Most life forms on earth live at temperatures below 50 °C. Within these organisms are proteins that form the three-dimensional structures essential to their biological activity and function. However, some thermophilic life forms can resist higher temperatures and have corresponding adaptations to preserve protein function at these high temperatures. Among the structural factors responsible for this resistance of thermophilic proteins to high temperatures is the presence of additional hydrogen bonds in the thermophilic proteins, which means that the structure of the protein is more resistant to unfolding. Similarly, thermostable proteins are rich in structure-stabilizing salt bridges and/or disulfide bridges.
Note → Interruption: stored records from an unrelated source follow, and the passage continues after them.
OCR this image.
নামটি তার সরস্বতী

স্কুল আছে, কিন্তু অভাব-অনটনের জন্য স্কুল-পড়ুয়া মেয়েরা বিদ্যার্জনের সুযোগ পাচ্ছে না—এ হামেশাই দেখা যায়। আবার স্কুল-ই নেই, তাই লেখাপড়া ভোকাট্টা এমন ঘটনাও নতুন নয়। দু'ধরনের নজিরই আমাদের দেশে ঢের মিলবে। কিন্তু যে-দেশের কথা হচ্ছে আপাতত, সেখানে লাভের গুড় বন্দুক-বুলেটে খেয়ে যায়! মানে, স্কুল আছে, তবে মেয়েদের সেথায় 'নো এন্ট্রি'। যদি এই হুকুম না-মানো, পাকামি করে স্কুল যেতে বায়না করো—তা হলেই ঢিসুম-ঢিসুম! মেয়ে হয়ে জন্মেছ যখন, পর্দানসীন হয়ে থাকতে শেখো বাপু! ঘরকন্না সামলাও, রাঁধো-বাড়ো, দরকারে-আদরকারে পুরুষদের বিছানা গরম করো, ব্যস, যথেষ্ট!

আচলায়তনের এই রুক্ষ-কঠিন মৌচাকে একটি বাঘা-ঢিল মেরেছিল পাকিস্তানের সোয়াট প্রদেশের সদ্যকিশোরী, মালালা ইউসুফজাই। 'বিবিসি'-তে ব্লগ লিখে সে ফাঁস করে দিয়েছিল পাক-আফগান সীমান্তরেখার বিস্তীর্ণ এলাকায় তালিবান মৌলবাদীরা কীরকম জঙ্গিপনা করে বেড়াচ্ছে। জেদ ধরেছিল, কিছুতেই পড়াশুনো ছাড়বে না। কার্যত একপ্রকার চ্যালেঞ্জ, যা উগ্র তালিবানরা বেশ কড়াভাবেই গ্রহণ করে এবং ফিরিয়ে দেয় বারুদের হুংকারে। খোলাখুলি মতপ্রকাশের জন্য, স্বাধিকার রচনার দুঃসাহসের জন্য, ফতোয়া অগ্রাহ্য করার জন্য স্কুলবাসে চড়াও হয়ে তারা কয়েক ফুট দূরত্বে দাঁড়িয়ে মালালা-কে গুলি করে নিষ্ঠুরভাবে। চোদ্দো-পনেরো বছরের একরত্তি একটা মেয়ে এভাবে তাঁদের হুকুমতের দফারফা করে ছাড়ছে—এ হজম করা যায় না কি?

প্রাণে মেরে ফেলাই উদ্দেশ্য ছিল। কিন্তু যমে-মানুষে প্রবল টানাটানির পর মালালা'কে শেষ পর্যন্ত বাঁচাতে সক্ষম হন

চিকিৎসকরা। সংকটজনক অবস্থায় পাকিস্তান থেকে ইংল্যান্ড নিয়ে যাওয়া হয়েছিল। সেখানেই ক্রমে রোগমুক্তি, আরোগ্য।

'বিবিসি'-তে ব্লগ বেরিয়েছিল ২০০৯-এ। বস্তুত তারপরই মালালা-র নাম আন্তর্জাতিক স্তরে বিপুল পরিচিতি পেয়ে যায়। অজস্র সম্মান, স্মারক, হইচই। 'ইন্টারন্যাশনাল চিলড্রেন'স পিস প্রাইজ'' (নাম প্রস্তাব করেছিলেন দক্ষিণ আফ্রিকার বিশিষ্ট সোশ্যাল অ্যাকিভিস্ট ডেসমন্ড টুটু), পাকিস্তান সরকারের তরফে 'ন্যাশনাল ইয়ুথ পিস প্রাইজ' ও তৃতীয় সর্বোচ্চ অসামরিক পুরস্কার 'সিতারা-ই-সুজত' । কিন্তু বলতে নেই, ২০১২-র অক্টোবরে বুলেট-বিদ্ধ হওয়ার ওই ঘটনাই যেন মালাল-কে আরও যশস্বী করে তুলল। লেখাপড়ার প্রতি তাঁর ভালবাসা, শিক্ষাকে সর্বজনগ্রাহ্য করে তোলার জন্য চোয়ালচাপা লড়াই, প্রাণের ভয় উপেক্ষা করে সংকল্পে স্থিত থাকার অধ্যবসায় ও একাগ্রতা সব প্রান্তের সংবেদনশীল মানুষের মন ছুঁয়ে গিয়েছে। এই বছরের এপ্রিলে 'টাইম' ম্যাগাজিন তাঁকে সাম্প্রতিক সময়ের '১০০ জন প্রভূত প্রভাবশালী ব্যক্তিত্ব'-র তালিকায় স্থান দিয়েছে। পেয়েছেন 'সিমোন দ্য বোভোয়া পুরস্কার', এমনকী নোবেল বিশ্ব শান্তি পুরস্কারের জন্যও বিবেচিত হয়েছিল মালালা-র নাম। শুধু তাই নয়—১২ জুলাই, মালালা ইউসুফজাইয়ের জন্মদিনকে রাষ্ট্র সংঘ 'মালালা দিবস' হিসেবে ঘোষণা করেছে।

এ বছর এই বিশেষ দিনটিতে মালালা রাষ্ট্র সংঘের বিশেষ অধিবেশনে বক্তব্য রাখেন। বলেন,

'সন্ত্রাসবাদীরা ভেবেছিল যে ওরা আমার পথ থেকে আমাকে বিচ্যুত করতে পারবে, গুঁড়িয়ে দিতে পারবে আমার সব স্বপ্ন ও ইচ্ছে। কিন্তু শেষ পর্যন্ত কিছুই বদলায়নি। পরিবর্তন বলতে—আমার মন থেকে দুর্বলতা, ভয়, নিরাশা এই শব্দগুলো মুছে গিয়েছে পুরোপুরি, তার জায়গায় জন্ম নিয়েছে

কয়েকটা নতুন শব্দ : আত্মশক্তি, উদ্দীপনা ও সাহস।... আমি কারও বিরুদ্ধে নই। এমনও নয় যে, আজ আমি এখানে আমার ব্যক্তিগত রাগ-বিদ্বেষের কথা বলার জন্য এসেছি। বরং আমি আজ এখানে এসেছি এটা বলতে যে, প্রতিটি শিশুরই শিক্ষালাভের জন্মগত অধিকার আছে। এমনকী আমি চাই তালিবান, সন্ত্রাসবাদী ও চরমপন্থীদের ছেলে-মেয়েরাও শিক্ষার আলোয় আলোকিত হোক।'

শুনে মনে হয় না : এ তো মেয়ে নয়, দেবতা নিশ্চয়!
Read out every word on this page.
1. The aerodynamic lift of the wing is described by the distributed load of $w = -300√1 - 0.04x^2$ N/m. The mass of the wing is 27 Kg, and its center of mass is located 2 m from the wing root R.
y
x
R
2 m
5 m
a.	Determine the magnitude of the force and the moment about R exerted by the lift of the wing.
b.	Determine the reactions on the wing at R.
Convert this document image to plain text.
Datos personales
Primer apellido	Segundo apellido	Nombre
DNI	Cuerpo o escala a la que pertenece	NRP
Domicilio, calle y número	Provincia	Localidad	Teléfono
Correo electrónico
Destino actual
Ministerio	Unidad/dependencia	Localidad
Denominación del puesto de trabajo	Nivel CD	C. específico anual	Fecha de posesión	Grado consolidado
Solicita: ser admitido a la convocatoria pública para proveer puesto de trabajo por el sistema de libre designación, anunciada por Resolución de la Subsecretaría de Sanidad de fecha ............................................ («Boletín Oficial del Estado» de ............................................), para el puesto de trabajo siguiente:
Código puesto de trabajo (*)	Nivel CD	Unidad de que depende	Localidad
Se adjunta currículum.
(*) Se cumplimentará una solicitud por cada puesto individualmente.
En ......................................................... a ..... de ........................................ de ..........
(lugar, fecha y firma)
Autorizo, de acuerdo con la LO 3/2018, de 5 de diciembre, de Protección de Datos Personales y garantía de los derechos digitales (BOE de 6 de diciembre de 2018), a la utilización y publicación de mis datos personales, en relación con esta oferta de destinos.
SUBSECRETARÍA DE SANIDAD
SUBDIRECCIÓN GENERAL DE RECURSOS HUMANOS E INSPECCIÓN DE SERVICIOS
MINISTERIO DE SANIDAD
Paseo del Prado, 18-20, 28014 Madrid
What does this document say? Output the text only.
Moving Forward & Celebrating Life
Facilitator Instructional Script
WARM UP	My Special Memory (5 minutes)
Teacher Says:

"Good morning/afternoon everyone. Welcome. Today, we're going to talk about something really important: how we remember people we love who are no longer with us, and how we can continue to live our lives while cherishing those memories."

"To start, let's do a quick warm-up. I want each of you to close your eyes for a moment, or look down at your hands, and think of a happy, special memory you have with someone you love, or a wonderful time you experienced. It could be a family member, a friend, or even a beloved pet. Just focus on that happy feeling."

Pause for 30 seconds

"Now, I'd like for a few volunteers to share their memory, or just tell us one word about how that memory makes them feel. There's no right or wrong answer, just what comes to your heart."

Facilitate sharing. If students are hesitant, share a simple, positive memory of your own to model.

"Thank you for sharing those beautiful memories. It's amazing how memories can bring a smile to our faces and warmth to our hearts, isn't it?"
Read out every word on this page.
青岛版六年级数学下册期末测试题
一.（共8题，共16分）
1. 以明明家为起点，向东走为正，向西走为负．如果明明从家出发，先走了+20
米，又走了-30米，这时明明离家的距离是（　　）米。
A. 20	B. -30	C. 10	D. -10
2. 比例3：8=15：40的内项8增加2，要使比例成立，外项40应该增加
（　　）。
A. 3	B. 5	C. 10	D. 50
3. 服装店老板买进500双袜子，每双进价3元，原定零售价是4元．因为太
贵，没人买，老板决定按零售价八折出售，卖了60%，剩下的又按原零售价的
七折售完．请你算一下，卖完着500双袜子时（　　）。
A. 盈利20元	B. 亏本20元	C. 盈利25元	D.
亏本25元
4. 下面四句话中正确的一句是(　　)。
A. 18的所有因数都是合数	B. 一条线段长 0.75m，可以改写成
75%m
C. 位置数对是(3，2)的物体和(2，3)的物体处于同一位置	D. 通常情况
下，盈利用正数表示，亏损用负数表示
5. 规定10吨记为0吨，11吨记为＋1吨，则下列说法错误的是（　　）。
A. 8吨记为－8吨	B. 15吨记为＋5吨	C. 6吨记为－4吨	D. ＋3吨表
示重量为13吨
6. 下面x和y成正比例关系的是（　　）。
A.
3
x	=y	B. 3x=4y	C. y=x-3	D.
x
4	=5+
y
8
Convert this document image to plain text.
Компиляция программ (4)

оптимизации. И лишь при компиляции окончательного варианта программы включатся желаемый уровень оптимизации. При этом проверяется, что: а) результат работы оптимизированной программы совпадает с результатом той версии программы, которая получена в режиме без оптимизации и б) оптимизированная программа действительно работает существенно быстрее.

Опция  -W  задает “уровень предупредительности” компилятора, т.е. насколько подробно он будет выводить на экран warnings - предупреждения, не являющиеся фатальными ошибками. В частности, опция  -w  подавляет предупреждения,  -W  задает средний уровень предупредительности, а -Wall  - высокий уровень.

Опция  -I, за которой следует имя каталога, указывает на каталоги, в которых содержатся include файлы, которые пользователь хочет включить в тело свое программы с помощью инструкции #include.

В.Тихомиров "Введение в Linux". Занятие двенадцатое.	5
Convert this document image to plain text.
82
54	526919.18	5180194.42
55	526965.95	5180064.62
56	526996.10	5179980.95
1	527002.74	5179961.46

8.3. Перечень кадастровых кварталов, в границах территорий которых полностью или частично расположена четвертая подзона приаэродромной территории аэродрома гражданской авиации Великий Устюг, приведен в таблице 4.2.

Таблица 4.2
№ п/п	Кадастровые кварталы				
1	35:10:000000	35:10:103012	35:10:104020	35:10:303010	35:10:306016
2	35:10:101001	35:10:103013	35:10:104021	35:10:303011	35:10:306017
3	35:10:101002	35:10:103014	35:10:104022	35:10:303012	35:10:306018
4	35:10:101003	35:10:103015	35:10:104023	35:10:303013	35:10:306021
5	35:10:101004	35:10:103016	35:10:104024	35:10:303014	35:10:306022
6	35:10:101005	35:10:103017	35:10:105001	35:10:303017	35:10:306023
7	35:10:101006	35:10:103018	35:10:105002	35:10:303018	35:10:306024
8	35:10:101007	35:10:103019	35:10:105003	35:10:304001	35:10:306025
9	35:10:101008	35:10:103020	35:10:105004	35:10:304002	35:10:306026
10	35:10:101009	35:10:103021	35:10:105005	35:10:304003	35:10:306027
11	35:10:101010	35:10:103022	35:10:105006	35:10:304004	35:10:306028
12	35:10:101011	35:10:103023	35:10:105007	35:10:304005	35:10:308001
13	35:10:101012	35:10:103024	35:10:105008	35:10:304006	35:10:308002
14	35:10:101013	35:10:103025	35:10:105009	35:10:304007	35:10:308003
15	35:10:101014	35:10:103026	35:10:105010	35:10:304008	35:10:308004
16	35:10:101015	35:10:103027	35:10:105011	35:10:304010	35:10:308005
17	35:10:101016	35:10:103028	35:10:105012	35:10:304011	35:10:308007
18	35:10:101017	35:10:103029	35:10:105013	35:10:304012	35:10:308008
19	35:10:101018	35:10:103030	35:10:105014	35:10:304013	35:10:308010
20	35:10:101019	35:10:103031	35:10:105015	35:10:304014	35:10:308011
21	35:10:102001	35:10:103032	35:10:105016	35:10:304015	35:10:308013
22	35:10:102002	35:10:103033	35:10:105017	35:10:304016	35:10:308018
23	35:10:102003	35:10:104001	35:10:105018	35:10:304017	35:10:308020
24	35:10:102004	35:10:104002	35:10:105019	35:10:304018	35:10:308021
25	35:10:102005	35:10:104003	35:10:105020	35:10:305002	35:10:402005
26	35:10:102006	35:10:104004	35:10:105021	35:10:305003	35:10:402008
In this context, we perform multiple replica molecular dynamics simulations at different temperatures on the Aeropyrum pernix (L7Ae) protein (from the crenarchaeal species A. pernix), known for its high melting temperature, and this in the aim to elucidate the structural factors responsible for its high thermostability. The results reveal that between the most sensitive regions of the protein to the increase of temperature are the loops L₁, and L₅, which surround the hydrophobic core region of the protein, besides the loop L₉, and the C-terminal α₅ region. This latter is the longer alpha helix of the protein secondary structure motifs and it is the first to be denaturated at 450 K, while the rest of the protein secondary structure motifs at this temperature were intact. The mechanism of unfolding that follows this protein at 550 K is similar to other thermophile proteins found in literature, with the opening of the loops that surround the hydrophobic core of the protein. So, the latter is completely exposed to the solvent, and partially denatured. The total denaturation process of the protein takes an average time of 40 ns to be achieved. Our investigation also shows that all the calculated salt bridges, with distances less than or equal to 6 A°, are on the periphery part of the protein, exposed to the solvent. However, the hydrophobic core of the protein is not involved in the formation of salt bridges, but rather with formation of some important hydrogen bondings that still persist even at 450 K. So, optimizing hydrogen bonding, near or within the core region, at high temperatures is a strategy that follows this thermostable protein to protect its hydrophobic core from denaturation, and ensure the thermal stability of the protein.